- 出演者
- 桑子真帆 三輪泰史 酒井才介
オープニング映像。
- キーワード
- 鶏肉
去年5月に1kg327円だった鶏肉の平均価格は、今年3月には1kg418円にまで値上がり。世界的な需要の高まりと円安が主な要因。そこにイラン情勢が追い打ちをかけている。この先、さらに値上がりしないか懸念の声があがっている。鶏肉を入れるポリ袋の値上がり、鶏肉を運搬する船の運送料の値上がりなども警戒されている。輸入コスト上昇の大きな要因になっているのが円安。イラン情勢が緊迫化して以降、じりじりと進行している。鶏肉の生産現場を取材すると、トラックなどの燃料費や暖房のガス代が上昇するなど、イラン情勢の影響が出てきていた。
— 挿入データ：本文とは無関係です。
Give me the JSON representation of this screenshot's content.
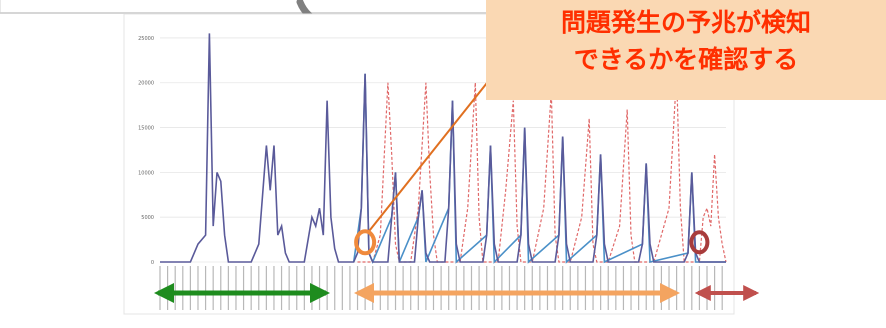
{
  "callout": {
    "line1": "問題発生の予兆が検知",
    "line2": "できるかを確認する"
  },
  "colors": {
    "actual": "#5a5a9a",
    "predicted": "#e06868",
    "prediction_fit": "#4a90c8",
    "callout_bg": "#fad8b3",
    "callout_text": "#ff2f00",
    "connector": "#e07020",
    "train_arrow": "#1e8c1e",
    "eval_arrow": "#f4a460",
    "future_arrow": "#c0504d",
    "circle_start": "#f08a3c",
    "circle_end": "#a83c3c",
    "curved_arrow": "#808080"
  },
  "chart_data": {
    "type": "line",
    "ylim": [
      0,
      27000
    ],
    "yticks": [
      0,
      5000,
      10000,
      15000,
      20000,
      25000
    ],
    "ytick_labels": [
      "0",
      "5000",
      "10000",
      "15000",
      "20000",
      "25000"
    ],
    "x_count": 150,
    "actual": [
      [
        0,
        0
      ],
      [
        8,
        0
      ],
      [
        10,
        2000
      ],
      [
        12,
        3000
      ],
      [
        13,
        25500
      ],
      [
        14,
        4000
      ],
      [
        15,
        10000
      ],
      [
        16,
        9000
      ],
      [
        17,
        3000
      ],
      [
        18,
        0
      ],
      [
        24,
        0
      ],
      [
        26,
        2000
      ],
      [
        28,
        13000
      ],
      [
        29,
        8000
      ],
      [
        30,
        13000
      ],
      [
        31,
        3000
      ],
      [
        32,
        4000
      ],
      [
        33,
        1000
      ],
      [
        34,
        0
      ],
      [
        38,
        0
      ],
      [
        40,
        5000
      ],
      [
        41,
        4000
      ],
      [
        42,
        6000
      ],
      [
        43,
        3000
      ],
      [
        44,
        18000
      ],
      [
        45,
        5000
      ],
      [
        46,
        1500
      ],
      [
        47,
        0
      ],
      [
        51,
        0
      ],
      [
        52,
        1000
      ],
      [
        53,
        6000
      ],
      [
        54,
        21000
      ],
      [
        55,
        1000
      ],
      [
        56,
        0
      ],
      [
        60,
        0
      ],
      [
        61,
        5000
      ],
      [
        62,
        10000
      ],
      [
        63,
        0
      ],
      [
        67,
        0
      ],
      [
        68,
        5000
      ],
      [
        69,
        8000
      ],
      [
        70,
        1000
      ],
      [
        71,
        0
      ],
      [
        75,
        0
      ],
      [
        76,
        6000
      ],
      [
        77,
        18000
      ],
      [
        78,
        2000
      ],
      [
        79,
        0
      ],
      [
        85,
        0
      ],
      [
        86,
        3000
      ],
      [
        87,
        13000
      ],
      [
        88,
        2000
      ],
      [
        89,
        0
      ],
      [
        94,
        0
      ],
      [
        95,
        3000
      ],
      [
        96,
        15000
      ],
      [
        97,
        2000
      ],
      [
        98,
        0
      ],
      [
        104,
        0
      ],
      [
        105,
        3000
      ],
      [
        106,
        14000
      ],
      [
        107,
        2000
      ],
      [
        108,
        0
      ],
      [
        114,
        0
      ],
      [
        115,
        3000
      ],
      [
        116,
        12000
      ],
      [
        117,
        2000
      ],
      [
        118,
        0
      ],
      [
        126,
        0
      ],
      [
        127,
        2000
      ],
      [
        128,
        11000
      ],
      [
        129,
        2000
      ],
      [
        130,
        0
      ],
      [
        138,
        0
      ],
      [
        139,
        1000
      ],
      [
        140,
        10000
      ],
      [
        141,
        1000
      ],
      [
        142,
        0
      ],
      [
        149,
        0
      ]
    ],
    "prediction_fit": [
      [
        51,
        0
      ],
      [
        53,
        6000
      ],
      [
        54,
        21000
      ],
      [
        55,
        1000
      ],
      [
        56,
        0
      ],
      [
        61,
        5000
      ],
      [
        62,
        10000
      ],
      [
        63,
        0
      ],
      [
        68,
        5000
      ],
      [
        69,
        8000
      ],
      [
        70,
        0
      ],
      [
        76,
        6000
      ],
      [
        77,
        18000
      ],
      [
        78,
        0
      ],
      [
        86,
        3000
      ],
      [
        87,
        13000
      ],
      [
        88,
        0
      ],
      [
        95,
        3000
      ],
      [
        96,
        15000
      ],
      [
        97,
        0
      ],
      [
        105,
        3000
      ],
      [
        106,
        14000
      ],
      [
        107,
        0
      ],
      [
        115,
        3000
      ],
      [
        116,
        12000
      ],
      [
        117,
        0
      ],
      [
        127,
        2000
      ],
      [
        128,
        11000
      ],
      [
        129,
        0
      ],
      [
        139,
        1000
      ],
      [
        140,
        10000
      ],
      [
        141,
        0
      ],
      [
        149,
        0
      ]
    ],
    "predicted": [
      [
        52,
        0
      ],
      [
        56,
        0
      ],
      [
        58,
        3000
      ],
      [
        60,
        20000
      ],
      [
        61,
        12000
      ],
      [
        62,
        2000
      ],
      [
        63,
        0
      ],
      [
        66,
        0
      ],
      [
        68,
        6000
      ],
      [
        70,
        20000
      ],
      [
        71,
        10000
      ],
      [
        72,
        3000
      ],
      [
        73,
        0
      ],
      [
        79,
        0
      ],
      [
        81,
        6000
      ],
      [
        83,
        20000
      ],
      [
        84,
        5000
      ],
      [
        85,
        0
      ],
      [
        89,
        0
      ],
      [
        91,
        8000
      ],
      [
        93,
        18000
      ],
      [
        94,
        4000
      ],
      [
        95,
        0
      ],
      [
        98,
        0
      ],
      [
        101,
        6000
      ],
      [
        103,
        19000
      ],
      [
        104,
        3000
      ],
      [
        105,
        0
      ],
      [
        108,
        0
      ],
      [
        111,
        5000
      ],
      [
        113,
        16000
      ],
      [
        114,
        2000
      ],
      [
        115,
        0
      ],
      [
        118,
        0
      ],
      [
        121,
        4000
      ],
      [
        123,
        17000
      ],
      [
        124,
        3000
      ],
      [
        125,
        0
      ],
      [
        130,
        0
      ],
      [
        134,
        6000
      ],
      [
        136,
        21000
      ],
      [
        137,
        6000
      ],
      [
        138,
        0
      ],
      [
        142,
        0
      ],
      [
        143,
        5000
      ],
      [
        144,
        6000
      ],
      [
        145,
        4000
      ],
      [
        146,
        12000
      ],
      [
        147,
        5000
      ],
      [
        148,
        2000
      ],
      [
        149,
        0
      ]
    ],
    "annotations": {
      "eval_start_x": 54,
      "eval_end_x": 142,
      "marker_start_y": 2200,
      "marker_end_y": 2200
    }
  }
}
食料安全保障に詳しい三輪泰史さんとマクロ経済分析が専門の酒井才介さんをスタジオに迎えた。酒井さんによると、年間の家計支出は試算で食費全体で約2~3万円上がるとみられるという。
鶏肉のコスト上昇に直面していた都内の食肉専門商社。今、力を入れているのは輸入先の多角化。ここ数年で30か所から70か所にまで輸入先の工場を増やした。輸入先を増やすことで地域で紛争や為替の変動が起きたときにその影響が少ない所から調達しようとしている。輸入先を増やすときに課題となるのが肉の“規格”。国内の取引先からは使いやすいように手間をかけてきめ細かく処理した肉を求められる。日本ほどの規格を求めない国も多く、取引を奪われることが相次いでいるという。複数の小規模飲食店が束になって鶏肉を確保しようという取り組みも始まっている。
日本の食料自給率は現在38%。鶏肉でいうと64%だが、実際には餌の多くを輸入に頼っているため、それを考慮すると8%しかない。日本食鳥協会は「今後の国産の鶏への影響はまだ分からない。生産者の声を聞き取る努力をしながら今後の情勢を注視していきたい」としている。